CALDICOTT, Monmouthshire - Extract from National Gazetteer, 1868


The National Gazetteer of Great Britain and Ireland - 1868

The National Gazetteer (1868)] "CALDICOTT, a parish in the upper division of the hundred of Caldicott, in the county of Monmouth, 5 miles to the S.W. of Chepstow, its post town. It is situated in a fertile district on the N. bank of the river Severn, near the South Wales railway, and is crossed by the Pill, a small stream which falls into the Severn. The whole level tract extending westward from this place to the mouth of the Usk is called Caldicott Level, and was first reclaimed, drained, and cultivated by the monks of Goldcliff. It was formerly called the Moors, and was frequently inundated.

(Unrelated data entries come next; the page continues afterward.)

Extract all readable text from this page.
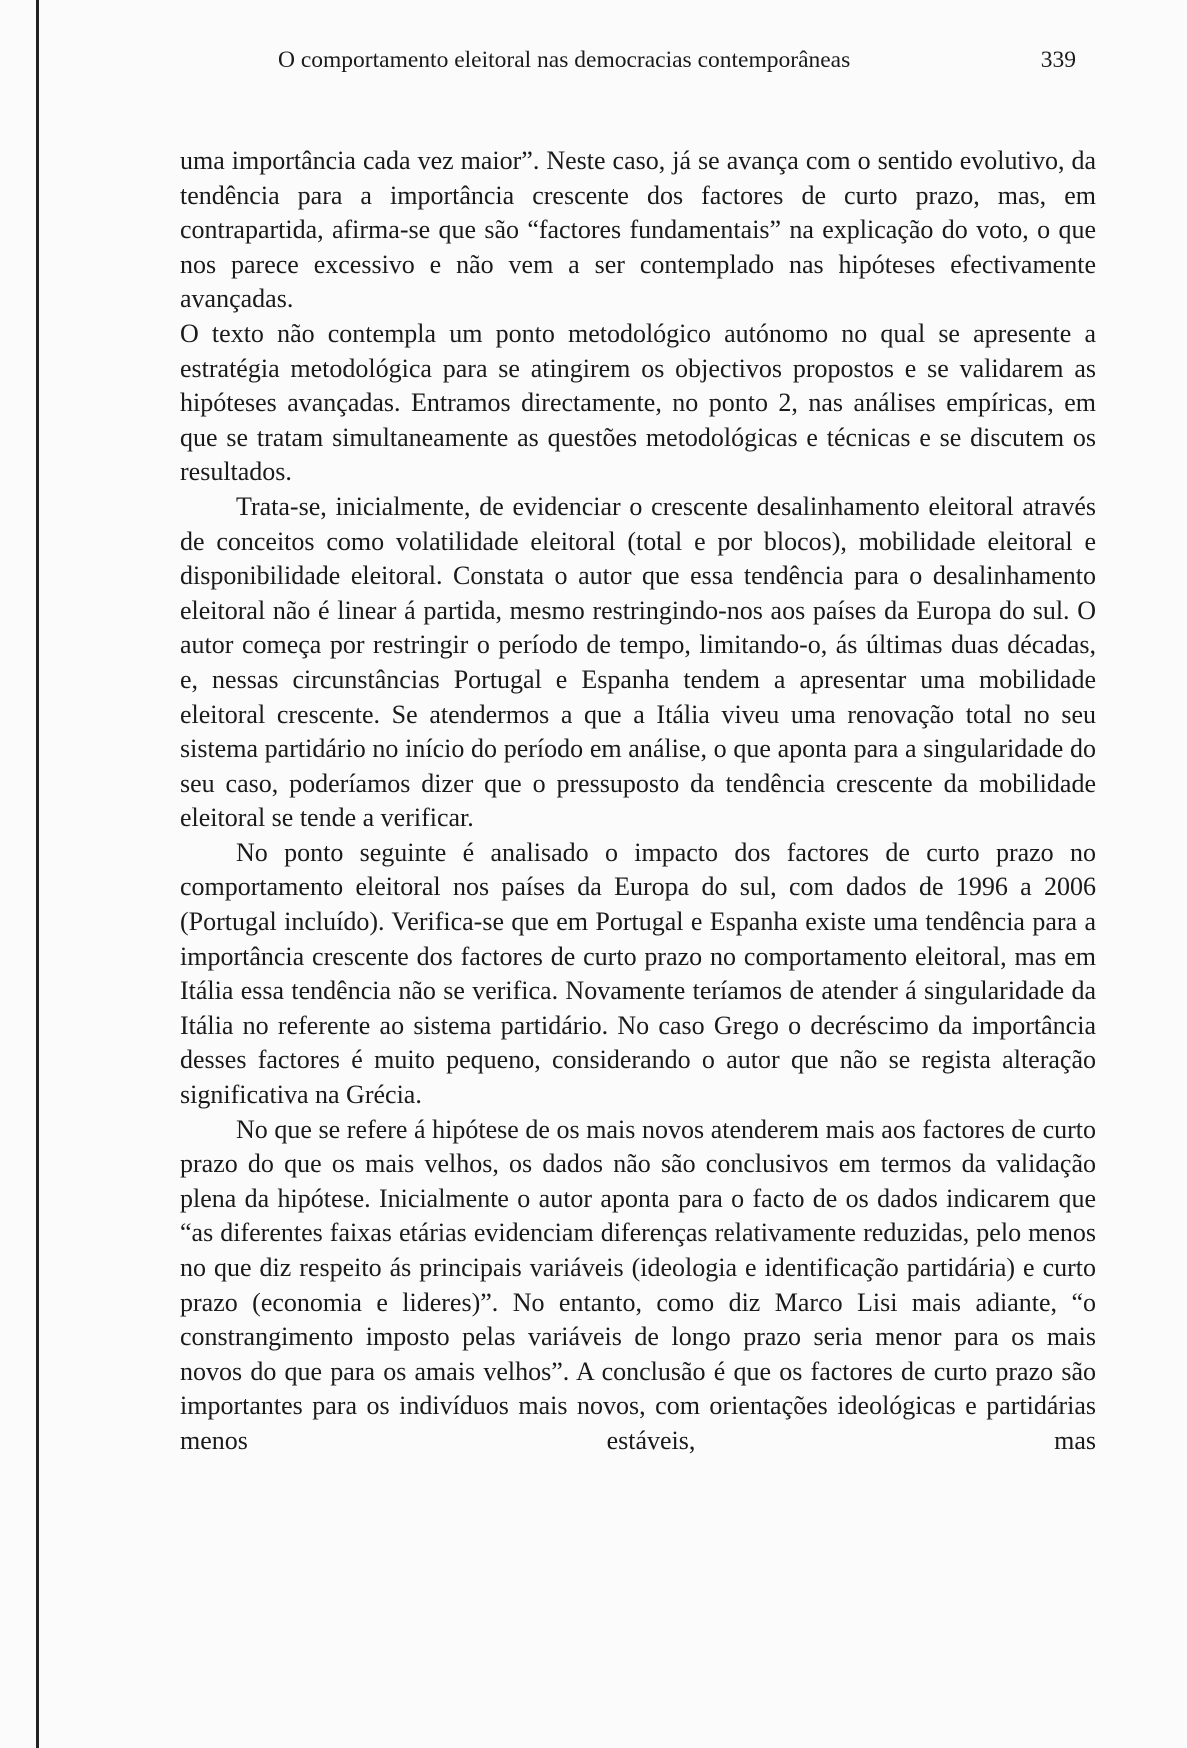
O comportamento eleitoral nas democracias contemporâneas	339

uma importância cada vez maior”. Neste caso, já se avança com o sentido evolutivo, da tendência para a importância crescente dos factores de curto prazo, mas, em contrapartida, afirma-se que são “factores fundamentais” na explicação do voto, o que nos parece excessivo e não vem a ser contemplado nas hipóteses efectivamente avançadas.

O texto não contempla um ponto metodológico autónomo no qual se apresente a estratégia metodológica para se atingirem os objectivos propostos e se validarem as hipóteses avançadas. Entramos directamente, no ponto 2, nas análises empíricas, em que se tratam simultaneamente as questões metodológicas e técnicas e se discutem os resultados.

Trata-se, inicialmente, de evidenciar o crescente desalinhamento eleitoral através de conceitos como volatilidade eleitoral (total e por blocos), mobilidade eleitoral e disponibilidade eleitoral. Constata o autor que essa tendência para o desalinhamento eleitoral não é linear á partida, mesmo restringindo-nos aos países da Europa do sul. O autor começa por restringir o período de tempo, limitando-o, ás últimas duas décadas, e, nessas circunstâncias Portugal e Espanha tendem a apresentar uma mobilidade eleitoral crescente. Se atendermos a que a Itália viveu uma renovação total no seu sistema partidário no início do período em análise, o que aponta para a singularidade do seu caso, poderíamos dizer que o pressuposto da tendência crescente da mobilidade eleitoral se tende a verificar.

No ponto seguinte é analisado o impacto dos factores de curto prazo no comportamento eleitoral nos países da Europa do sul, com dados de 1996 a 2006 (Portugal incluído). Verifica-se que em Portugal e Espanha existe uma tendência para a importância crescente dos factores de curto prazo no comportamento eleitoral, mas em Itália essa tendência não se verifica. Novamente teríamos de atender á singularidade da Itália no referente ao sistema partidário. No caso Grego o decréscimo da importância desses factores é muito pequeno, considerando o autor que não se regista alteração significativa na Grécia.

No que se refere á hipótese de os mais novos atenderem mais aos factores de curto prazo do que os mais velhos, os dados não são conclusivos em termos da validação plena da hipótese. Inicialmente o autor aponta para o facto de os dados indicarem que “as diferentes faixas etárias evidenciam diferenças relativamente reduzidas, pelo menos no que diz respeito ás principais variáveis (ideologia e identificação partidária) e curto prazo (economia e lideres)”. No entanto, como diz Marco Lisi mais adiante, “o constrangimento imposto pelas variáveis de longo prazo seria menor para os mais novos do que para os amais velhos”. A conclusão é que os factores de curto prazo são importantes para os indivíduos mais novos, com orientações ideológicas e partidárias menos estáveis, mas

In this parish are the ruins of a castle, said to have been founded by the Bohuns, earls of Hereford, and long held by them as High Constables of England. The walls with towers at the angles, the principal gatehouse flanked by square towers, and part of the great hall, still remain. The living is a vicarage in the diocese of Llandaff, value £260, in the patronage of M. H. Noel, Esq. The Wesleyans have a chapel in the village, and there are charitable endowments, partly for education, worth £17 a year."

[Description(s) from The National Gazetteer of Great Britain and Ireland (1868)
Transcribed by Colin Hinson ©2003]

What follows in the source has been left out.